Wenn Wissenschaftsverlage zu Datenkraken werden
Datenschützer*innen ist das Tracking von Nutzer*innen im Netz schon lange ein Dorn im Auge: Unternehmen und andere Akteure können mithilfe bestimmter Technologien umfassende und präzise personalisierte Nutzungsprofile von Personen erstellen – oft ohne das Wissen der Nutzer*innen.

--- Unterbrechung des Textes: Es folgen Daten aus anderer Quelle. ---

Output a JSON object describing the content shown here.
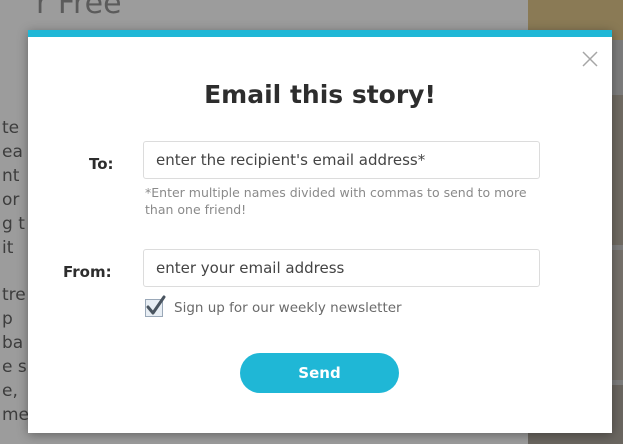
{
  "background": {
    "heading_fragment": "r Free",
    "text_fragments": [
      "te",
      "ea",
      "nt",
      "or",
      "g t",
      "it",
      "",
      "tre",
      "p",
      "ba",
      "e s",
      "e,",
      "me"
    ]
  },
  "modal": {
    "title": "Email this story!",
    "to_label": "To:",
    "to_placeholder": "enter the recipient's email address*",
    "to_hint": "*Enter multiple names divided with commas to send to more than one friend!",
    "from_label": "From:",
    "from_placeholder": "enter your email address",
    "newsletter_label": "Sign up for our weekly newsletter",
    "newsletter_checked": true,
    "send_label": "Send"
  },
  "colors": {
    "accent": "#1fb7d6",
    "title": "#2d2d2d",
    "hint": "#8a8a8a"
  },
  "icons": {
    "close": "close-icon",
    "check": "checkmark-icon"
  }
}
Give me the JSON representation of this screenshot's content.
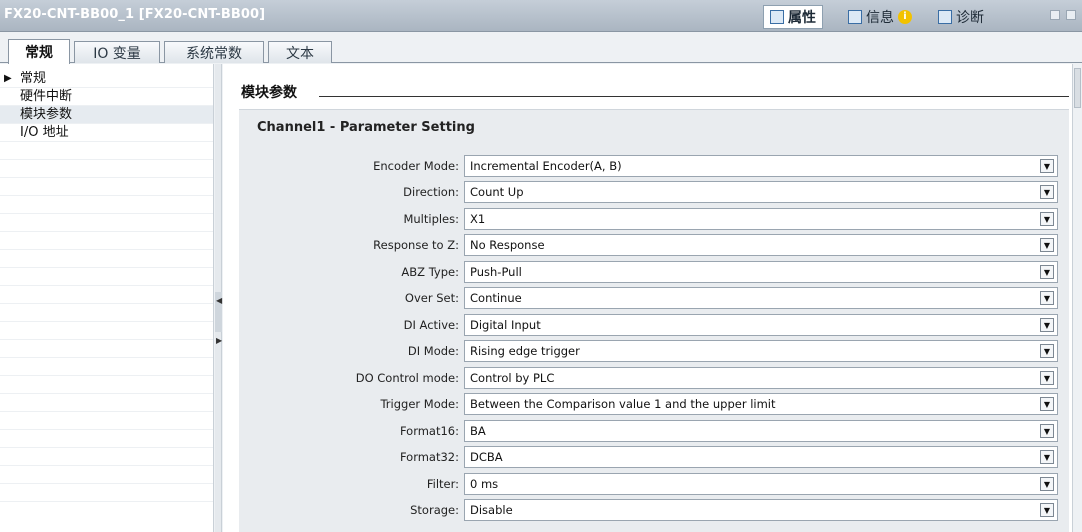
{
  "window": {
    "title": "FX20-CNT-BB00_1 [FX20-CNT-BB00]",
    "inspector_tabs": [
      {
        "label": "属性",
        "icon": "properties-icon"
      },
      {
        "label": "信息",
        "icon": "info-icon"
      },
      {
        "label": "诊断",
        "icon": "diagnostics-icon"
      }
    ]
  },
  "tabs": [
    "常规",
    "IO 变量",
    "系统常数",
    "文本"
  ],
  "nav": {
    "items": [
      {
        "label": "常规"
      },
      {
        "label": "硬件中断"
      },
      {
        "label": "模块参数"
      },
      {
        "label": "I/O 地址"
      }
    ]
  },
  "section": {
    "title": "模块参数",
    "group_title": "Channel1 - Parameter Setting"
  },
  "params": [
    {
      "label": "Encoder Mode:",
      "value": "Incremental Encoder(A, B)"
    },
    {
      "label": "Direction:",
      "value": "Count Up"
    },
    {
      "label": "Multiples:",
      "value": "X1"
    },
    {
      "label": "Response to Z:",
      "value": "No Response"
    },
    {
      "label": "ABZ Type:",
      "value": "Push-Pull"
    },
    {
      "label": "Over Set:",
      "value": "Continue"
    },
    {
      "label": "DI Active:",
      "value": "Digital Input"
    },
    {
      "label": "DI Mode:",
      "value": "Rising edge trigger"
    },
    {
      "label": "DO Control mode:",
      "value": "Control by PLC"
    },
    {
      "label": "Trigger Mode:",
      "value": "Between the Comparison value 1 and the upper limit"
    },
    {
      "label": "Format16:",
      "value": "BA"
    },
    {
      "label": "Format32:",
      "value": "DCBA"
    },
    {
      "label": "Filter:",
      "value": "0 ms"
    },
    {
      "label": "Storage:",
      "value": "Disable"
    }
  ]
}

Für Unternehmen sind die Daten eine nicht zu unterschätzende Einnahmequelle, weil die aggregierten Daten etwa dafür sorgen, dass Angebote oder Werbeanzeigen individuell zugeschnitten werden können. Gleichzeitig können große Datenmengen auch allgemeine gesellschaftliche Tendenzen offenlegen und in einem zweiten Schritt beeinflussbar machen. Wissen ist Macht – das gilt auch für personenbezogene Daten im Netz.
Dass auch vermehrt Wissenschaftler*innen und ihr Rechercheverhalten in digitalen Informationsangeboten von der Nachverfolgung und Auswertung betroffen sind, zeigen nun erste Initiativen, die sich gegen eine Ansammlung von Nutzer*innenprofilen und für mehr Datenschutz in der Wissenschaft aussprechen.
Initiative fordert: „Stop tracking Science“
Wissenschaftsverlage nutzen zunehmend die Möglichkeiten der Datenaggregation. Die Initiative „Stop tracking Science“ der Deutschen Zentralbibliothek für Medizin (ZB MED) – Informationszentrum Lebenswissenschaften und verschiedener Forschenden ruft daher gegen die Kommerzialisierung durch Datenhandel in der Wissenschaft auf.
Laut der Initiative, die bereits mehr als vierhundert Personen unterzeichnet haben, verletzt das Tracking der Forschenden im Netz grundlegende Rechte und die Integrität einer offenen Wissensgesellschaft. Nach der Kommerzialisierung und der damit einhergehenden Herausbildung einer marktbeherrschenden Stellung einiger weniger Großverlage stehe nun eine weitere Enteignung der Wissenschaft auf der Tagesordnung, so die Initiator*innen: der Wechsel vom Verkauf von Inhalten zum Handel mit Daten. Wissenschaftliche Verlage würden zu Datenhandels- und Datenanalyseplattformen.
Sie fordern daher, das Tracking von Wissenschaftler*innen zu stoppen. Tracking dürfe nicht länger Gegenstand von Verhandlungen zwischen Forschungseinrichtungen und Verlagen sein. Zudem fordern die Unterzeichner*innen mehr Offenheit und freien Zugang zu Wissen und Forschung: Offene Standards in der wissenschaftlichen Kommunikation müssten Vorrang vor Lösungen haben, die Wissensmonopole und Anbieterbindung förderten, heißt es übersetzt aus dem Englischen.
Damit wird auch dem Open-Access Gedanken Rechnung getragen, der gerade in der Corona-Pandemie aufgezeigt hat, wie wichtig der freie Online-Zugang zu beispielsweise Bibliotheken und Textsammlungen ist.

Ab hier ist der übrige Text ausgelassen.